Consumers are getting wiser
When Bankrate first did this study five years ago, these numbers were pretty much all worse. Fewer people were saving and investing their money, and more were spending their refund on vacations and shopping. Here’s their chart for comparison…
|Plan to use tax refund for:||February 2015||March 2010|
|Pay down debt||34%||30%|
|Save or invest||33%||28%|
|Spend on necessities (food, utilities)||26%||26%|
|Splurge (vacation, shopping)||3%||7%|
|None of the above/don’t know||3%||9%|
The changes may seem slight individually, but combined they’re good news — 6 percent more know what they’re doing with the refund this year, meaning they’re less likely to fritter it away. And 4 percent fewer are splurging, while 9 percent more are using their refund constructively.

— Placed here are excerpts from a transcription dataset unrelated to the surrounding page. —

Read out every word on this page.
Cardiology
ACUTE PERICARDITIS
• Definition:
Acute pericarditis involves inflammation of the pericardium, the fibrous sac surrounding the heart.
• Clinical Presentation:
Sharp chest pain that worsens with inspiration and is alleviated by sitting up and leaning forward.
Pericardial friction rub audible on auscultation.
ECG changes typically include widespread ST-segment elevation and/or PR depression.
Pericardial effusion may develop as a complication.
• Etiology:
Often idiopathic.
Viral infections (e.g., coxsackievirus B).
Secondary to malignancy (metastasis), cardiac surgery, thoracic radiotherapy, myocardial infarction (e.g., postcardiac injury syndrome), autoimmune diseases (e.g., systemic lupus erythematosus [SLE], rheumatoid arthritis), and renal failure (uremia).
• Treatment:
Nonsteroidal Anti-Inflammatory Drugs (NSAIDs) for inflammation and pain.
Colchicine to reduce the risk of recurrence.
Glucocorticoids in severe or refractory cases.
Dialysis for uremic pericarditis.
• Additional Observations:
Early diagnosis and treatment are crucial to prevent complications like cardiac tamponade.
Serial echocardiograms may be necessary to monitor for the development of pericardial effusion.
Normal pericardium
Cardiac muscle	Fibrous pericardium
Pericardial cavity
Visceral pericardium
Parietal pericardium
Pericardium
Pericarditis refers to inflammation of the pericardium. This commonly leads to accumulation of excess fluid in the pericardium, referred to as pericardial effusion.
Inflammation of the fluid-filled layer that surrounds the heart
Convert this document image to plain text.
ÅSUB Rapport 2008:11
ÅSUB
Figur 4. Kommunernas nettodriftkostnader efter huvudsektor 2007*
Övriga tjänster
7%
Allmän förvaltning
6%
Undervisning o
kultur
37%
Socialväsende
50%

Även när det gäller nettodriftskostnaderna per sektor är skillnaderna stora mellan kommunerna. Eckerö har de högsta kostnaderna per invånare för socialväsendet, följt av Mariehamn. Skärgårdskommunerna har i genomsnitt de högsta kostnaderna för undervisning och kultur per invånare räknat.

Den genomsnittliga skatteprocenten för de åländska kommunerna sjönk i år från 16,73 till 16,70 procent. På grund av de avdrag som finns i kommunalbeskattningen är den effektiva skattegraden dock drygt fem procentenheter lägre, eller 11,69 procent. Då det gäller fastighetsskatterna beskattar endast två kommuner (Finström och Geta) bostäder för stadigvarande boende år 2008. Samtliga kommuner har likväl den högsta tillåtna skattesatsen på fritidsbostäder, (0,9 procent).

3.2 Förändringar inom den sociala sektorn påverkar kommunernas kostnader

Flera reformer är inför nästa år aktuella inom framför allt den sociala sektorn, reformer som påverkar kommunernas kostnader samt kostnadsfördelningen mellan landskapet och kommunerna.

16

Adjusting your W-4 to minimize taxes and refunds
Less than a third of Americans say they want to hit the “sweet spot” of not getting a tax refund, but not owing any money to the IRS, either. It’s surprising more people don’t want the largest possible paycheck without getting dinged by an unexpected tax bill — which probably means they don’t know how, or think it’s too hard.
All you have to do is get a new W-4 form from your employer or from the IRS website, and ask your human resources department to help you fill it out correctly. You can puzzle it out on your own with these IRS instructions — but you have to give them the form anyway, so you might as well get the help.
HR will ask you a few questions, like whether you’re married, or have kids, or work multiple jobs. All of these affect how many “allowances” the IRS lets you take and changes the math used to withhold taxes from your paychecks. It’s just a two-page form, and won’t take long.
You don’t have to take all the allowances you’re eligible for, and if you don’t, you’re more likely to get a refund. If you want less of a tax refund and more take-home pay, you’ll want to increase the number of personal allowances on your W-4 form. You can make these changes any time of year, and they take effect as soon as your HR department processes them.